Tom Mattson, the county’s public works director, said there are multiple issues to deal with in upgrading the corridor and division makes the effort less effective. “We’re going to go nowhere if we continue to fight,” he added. “Once we agree that we need the highway, we need a trail and we need the rail, then we will move forward but if we keep trying to move forward separately, by taking somebody else’s assets and turning it into something else, we’re not going to move forward.”

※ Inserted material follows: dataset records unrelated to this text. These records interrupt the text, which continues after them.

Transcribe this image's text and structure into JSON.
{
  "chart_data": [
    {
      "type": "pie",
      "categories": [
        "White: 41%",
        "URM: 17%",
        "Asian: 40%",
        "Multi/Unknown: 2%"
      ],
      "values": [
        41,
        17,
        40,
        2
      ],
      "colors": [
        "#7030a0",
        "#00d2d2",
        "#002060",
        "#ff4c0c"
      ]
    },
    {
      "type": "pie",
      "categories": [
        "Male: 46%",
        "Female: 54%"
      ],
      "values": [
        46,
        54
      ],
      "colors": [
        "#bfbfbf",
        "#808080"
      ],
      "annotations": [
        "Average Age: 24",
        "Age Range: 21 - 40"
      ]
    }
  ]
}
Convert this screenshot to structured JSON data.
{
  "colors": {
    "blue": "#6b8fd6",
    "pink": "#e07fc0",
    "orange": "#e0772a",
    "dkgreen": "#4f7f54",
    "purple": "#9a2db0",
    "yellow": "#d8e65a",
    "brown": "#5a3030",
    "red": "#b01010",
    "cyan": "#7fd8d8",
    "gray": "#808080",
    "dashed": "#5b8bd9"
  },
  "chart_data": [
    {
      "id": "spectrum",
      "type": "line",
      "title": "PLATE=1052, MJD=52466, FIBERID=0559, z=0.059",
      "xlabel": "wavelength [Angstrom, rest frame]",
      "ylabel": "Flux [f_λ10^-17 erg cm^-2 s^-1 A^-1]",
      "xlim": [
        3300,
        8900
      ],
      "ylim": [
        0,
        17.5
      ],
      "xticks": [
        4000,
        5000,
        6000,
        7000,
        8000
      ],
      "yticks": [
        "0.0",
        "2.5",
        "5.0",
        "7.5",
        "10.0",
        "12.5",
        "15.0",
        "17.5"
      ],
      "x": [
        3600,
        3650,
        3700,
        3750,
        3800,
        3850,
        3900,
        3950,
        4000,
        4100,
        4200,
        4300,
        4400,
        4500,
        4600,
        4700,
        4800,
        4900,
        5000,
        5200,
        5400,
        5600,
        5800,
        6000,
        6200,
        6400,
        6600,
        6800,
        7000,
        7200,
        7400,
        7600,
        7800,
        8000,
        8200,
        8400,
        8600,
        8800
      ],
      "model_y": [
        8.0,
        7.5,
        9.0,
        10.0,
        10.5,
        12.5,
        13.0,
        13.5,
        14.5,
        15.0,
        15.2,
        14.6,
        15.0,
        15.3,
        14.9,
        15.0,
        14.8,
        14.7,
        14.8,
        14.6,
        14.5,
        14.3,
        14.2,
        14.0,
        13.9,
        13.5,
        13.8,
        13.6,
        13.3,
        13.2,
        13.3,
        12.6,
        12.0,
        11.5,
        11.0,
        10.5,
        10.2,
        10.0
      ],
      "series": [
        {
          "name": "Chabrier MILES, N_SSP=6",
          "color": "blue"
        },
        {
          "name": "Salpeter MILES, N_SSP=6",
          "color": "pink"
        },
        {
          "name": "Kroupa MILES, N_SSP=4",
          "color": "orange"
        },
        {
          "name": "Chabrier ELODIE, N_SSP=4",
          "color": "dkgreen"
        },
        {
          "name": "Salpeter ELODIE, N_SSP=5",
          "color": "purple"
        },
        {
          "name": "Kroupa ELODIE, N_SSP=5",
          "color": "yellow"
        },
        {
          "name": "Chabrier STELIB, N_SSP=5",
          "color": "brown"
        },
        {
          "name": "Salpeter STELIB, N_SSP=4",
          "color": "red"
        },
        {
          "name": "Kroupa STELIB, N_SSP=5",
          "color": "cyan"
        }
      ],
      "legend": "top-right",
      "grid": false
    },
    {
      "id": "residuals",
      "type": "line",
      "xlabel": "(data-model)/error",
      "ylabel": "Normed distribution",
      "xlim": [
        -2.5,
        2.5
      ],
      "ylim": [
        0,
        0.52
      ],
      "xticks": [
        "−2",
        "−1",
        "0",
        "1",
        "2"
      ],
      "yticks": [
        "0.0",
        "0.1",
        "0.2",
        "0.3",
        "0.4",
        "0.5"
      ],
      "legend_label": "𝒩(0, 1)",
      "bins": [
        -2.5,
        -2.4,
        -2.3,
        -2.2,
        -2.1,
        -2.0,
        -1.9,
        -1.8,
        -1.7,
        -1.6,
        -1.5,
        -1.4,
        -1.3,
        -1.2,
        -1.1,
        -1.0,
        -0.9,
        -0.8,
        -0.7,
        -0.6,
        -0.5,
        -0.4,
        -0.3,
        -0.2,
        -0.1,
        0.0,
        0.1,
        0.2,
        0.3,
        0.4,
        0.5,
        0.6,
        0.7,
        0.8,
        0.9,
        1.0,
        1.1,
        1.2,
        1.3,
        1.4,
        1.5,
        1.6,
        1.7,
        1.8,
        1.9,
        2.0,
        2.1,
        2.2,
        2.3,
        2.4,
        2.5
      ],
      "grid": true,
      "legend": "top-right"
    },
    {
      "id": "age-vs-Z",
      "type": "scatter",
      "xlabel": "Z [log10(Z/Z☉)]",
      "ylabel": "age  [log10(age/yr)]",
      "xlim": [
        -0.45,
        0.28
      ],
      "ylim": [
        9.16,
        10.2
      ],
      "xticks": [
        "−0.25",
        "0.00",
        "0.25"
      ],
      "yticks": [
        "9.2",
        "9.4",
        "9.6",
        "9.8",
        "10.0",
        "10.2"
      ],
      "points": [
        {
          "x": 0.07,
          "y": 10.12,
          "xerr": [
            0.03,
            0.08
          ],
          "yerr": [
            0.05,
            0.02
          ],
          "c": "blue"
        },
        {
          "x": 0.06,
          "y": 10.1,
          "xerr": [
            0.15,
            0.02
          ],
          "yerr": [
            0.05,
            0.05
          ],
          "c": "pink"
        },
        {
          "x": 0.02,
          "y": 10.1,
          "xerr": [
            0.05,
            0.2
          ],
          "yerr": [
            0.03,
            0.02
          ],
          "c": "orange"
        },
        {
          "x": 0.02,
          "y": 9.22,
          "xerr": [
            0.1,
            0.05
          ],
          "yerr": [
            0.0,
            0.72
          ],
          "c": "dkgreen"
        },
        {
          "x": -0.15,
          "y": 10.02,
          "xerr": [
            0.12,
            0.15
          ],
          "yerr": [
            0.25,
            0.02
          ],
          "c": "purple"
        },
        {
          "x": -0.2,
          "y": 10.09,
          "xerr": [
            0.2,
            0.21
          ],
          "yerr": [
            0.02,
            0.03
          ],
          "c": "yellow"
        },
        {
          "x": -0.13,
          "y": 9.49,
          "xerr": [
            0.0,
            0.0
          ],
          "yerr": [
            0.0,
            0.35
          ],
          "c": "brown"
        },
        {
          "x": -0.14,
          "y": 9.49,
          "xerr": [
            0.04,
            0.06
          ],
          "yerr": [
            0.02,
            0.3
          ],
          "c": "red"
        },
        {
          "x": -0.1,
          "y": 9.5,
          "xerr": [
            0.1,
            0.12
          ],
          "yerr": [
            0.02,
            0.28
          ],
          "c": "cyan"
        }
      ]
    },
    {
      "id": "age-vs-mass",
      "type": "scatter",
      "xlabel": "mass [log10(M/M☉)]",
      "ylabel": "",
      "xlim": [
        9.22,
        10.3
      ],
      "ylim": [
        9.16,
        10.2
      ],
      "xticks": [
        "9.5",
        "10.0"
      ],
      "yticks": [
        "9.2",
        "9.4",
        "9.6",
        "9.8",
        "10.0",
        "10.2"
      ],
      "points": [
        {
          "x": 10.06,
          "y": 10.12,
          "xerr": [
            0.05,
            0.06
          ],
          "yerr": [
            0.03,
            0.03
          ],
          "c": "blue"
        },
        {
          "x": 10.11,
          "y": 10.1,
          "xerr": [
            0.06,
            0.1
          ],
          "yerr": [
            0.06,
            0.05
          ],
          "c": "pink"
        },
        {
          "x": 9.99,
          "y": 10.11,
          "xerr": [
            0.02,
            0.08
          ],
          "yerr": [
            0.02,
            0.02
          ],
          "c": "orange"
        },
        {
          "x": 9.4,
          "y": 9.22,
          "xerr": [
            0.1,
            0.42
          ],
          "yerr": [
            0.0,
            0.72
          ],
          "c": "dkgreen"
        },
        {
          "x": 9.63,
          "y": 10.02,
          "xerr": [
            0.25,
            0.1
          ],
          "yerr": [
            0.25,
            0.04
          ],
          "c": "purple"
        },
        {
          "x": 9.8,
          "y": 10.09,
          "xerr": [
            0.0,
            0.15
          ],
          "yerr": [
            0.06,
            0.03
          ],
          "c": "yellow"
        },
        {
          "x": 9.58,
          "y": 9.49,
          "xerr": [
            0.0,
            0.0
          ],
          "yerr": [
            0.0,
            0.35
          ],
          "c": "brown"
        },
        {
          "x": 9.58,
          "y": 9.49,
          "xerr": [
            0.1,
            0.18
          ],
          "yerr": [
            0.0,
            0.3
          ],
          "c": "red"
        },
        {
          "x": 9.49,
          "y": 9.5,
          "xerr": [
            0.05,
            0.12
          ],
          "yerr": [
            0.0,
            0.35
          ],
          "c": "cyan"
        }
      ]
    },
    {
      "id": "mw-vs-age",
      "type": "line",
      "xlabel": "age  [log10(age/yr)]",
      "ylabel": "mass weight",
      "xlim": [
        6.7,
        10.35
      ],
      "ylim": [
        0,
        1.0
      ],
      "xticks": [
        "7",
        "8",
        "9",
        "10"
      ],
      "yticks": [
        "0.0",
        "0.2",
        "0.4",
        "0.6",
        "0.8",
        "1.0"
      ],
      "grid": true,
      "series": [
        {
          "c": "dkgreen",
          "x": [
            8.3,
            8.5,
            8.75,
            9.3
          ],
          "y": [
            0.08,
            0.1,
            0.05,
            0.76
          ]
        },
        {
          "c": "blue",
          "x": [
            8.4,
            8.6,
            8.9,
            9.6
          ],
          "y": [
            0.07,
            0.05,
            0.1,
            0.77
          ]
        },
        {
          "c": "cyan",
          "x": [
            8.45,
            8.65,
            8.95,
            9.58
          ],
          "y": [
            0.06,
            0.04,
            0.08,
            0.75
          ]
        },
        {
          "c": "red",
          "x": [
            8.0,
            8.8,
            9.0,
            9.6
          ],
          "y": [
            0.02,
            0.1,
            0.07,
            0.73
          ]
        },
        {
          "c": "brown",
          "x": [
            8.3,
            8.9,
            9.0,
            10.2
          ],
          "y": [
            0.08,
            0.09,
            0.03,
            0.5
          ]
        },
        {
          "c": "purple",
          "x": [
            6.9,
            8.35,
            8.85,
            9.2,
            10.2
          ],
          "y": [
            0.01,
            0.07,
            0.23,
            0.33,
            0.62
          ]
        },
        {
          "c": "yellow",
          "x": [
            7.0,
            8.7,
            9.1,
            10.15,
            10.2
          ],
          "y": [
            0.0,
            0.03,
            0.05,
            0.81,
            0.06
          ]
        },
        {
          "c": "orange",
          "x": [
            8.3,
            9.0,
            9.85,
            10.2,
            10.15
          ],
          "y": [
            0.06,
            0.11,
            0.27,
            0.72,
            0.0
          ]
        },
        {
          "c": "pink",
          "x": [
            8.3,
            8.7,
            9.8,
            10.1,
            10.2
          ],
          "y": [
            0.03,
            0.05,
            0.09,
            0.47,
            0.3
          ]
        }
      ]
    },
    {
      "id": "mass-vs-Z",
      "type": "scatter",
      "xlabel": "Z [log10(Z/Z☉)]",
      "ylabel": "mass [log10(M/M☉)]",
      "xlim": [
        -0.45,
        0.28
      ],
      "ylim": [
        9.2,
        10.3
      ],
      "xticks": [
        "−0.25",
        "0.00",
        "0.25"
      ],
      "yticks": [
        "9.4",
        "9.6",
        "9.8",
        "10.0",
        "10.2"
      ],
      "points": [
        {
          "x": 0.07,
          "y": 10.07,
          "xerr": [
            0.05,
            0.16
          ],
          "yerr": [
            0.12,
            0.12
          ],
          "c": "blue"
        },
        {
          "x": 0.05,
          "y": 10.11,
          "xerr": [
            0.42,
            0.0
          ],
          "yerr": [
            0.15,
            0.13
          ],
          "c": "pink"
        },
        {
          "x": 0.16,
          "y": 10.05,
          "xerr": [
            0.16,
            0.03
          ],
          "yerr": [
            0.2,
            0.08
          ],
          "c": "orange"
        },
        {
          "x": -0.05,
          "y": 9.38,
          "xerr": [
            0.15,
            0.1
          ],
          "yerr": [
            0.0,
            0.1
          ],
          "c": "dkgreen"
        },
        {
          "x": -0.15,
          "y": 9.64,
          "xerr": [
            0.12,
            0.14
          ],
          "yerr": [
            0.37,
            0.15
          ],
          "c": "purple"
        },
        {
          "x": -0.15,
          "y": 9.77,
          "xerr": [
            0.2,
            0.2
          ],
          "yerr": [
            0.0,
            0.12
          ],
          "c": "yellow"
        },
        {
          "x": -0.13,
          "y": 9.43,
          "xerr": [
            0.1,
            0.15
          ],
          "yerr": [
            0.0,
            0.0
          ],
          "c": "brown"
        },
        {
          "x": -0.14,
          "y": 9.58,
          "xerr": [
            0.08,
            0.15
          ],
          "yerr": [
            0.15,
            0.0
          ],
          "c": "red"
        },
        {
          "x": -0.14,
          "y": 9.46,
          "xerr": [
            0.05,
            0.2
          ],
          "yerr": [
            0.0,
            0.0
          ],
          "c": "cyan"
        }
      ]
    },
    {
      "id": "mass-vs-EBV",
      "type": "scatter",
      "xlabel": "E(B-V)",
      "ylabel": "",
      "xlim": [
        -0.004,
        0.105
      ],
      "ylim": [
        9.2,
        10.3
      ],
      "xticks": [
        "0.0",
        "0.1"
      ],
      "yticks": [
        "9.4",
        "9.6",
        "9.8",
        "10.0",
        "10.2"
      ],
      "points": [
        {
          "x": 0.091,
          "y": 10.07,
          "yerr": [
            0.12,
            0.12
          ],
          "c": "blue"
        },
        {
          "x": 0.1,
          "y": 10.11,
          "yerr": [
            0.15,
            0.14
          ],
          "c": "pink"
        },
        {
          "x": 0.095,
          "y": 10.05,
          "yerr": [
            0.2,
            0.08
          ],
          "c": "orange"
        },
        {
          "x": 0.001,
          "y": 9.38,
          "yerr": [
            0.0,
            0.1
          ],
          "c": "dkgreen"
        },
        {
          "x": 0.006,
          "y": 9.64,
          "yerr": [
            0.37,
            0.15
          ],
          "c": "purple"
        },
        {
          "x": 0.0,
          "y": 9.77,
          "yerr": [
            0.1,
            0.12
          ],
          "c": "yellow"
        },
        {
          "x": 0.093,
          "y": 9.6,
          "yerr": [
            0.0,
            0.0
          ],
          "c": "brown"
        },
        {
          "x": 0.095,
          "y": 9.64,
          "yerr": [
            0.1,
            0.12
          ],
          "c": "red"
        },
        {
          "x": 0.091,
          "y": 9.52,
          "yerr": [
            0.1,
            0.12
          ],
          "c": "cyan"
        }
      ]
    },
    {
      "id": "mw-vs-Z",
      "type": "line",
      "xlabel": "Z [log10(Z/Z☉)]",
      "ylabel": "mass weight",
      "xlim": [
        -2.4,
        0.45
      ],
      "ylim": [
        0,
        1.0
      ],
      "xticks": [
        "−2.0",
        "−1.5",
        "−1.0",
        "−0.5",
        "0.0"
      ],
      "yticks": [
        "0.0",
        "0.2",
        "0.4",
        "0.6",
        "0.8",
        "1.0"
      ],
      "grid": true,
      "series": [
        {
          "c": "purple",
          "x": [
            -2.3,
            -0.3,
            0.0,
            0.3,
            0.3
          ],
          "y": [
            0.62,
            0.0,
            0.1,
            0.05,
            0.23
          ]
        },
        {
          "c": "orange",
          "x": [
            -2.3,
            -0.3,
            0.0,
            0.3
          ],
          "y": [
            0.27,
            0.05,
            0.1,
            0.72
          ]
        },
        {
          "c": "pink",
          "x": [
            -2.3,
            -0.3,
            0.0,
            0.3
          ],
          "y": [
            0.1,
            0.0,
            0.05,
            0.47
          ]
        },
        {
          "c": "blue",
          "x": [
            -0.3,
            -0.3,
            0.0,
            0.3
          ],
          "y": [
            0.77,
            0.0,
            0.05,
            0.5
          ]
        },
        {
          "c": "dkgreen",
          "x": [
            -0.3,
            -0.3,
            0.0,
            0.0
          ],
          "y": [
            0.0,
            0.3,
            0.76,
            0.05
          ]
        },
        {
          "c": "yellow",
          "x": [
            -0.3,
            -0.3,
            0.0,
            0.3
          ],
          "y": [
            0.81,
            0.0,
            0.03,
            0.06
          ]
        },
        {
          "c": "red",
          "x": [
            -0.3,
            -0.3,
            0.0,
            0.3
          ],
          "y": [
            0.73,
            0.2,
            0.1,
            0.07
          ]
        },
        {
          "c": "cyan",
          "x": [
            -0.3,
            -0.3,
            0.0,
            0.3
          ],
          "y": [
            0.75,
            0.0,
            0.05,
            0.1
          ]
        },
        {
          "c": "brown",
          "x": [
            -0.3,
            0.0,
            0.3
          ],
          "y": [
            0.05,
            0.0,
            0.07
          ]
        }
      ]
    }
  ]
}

He said that having a trail isn’t simply a matter of building one. “The issue is who owns it and who operates it – nobody’s going there because nobody has the money to own and operate the trail,” Mattson continued. But he said that if a percentage of rail profits could pay for it, he’d recommend that the county “take the lead in getting that trail built.”
McCowen concluded the meeting by saying, “I really hope that what we’re seeing is the nucleus of the community coming together and agreeing that the best way to get any of what we want is to try to get all of what we want and to try and move forward together.”
County Supervisor and NCRA Chairman Clif Clendenen, the third member of the subcommittee, was absent due to illness.
Earlier, John Williams of Northwestern Pacific Railroad Company, the NCRA’s rail operator, said it will cost at least $30 million to rehab the rail line from South Fork to Samoa, not including permitting costs.
A passenger excursion train was once operated and Williams believes a market for it is still here. Freight hauling is also viable if there’s interaction between barges and trains, he said.
But he added that there won’t be enough profit to cover high debt payments so funding would have to be from low-interest loans or grants. Williams has been criticized for not having a business plan for the bay line but he said funding sources have to be secured before one is drafted.
“Until NCRA and NWP can go to the shipping community and say, ‘We can get our hands on X millions of dollars,’ that’s when you do the business plan,” Williams said.
Other presentations were from the Timber Heritage Association, Caltrans and the East West Rail Advocates group.
The NCRA board will consider the reports and data related to the subcommittee’s work at its Nov. 14 meeting in Eureka.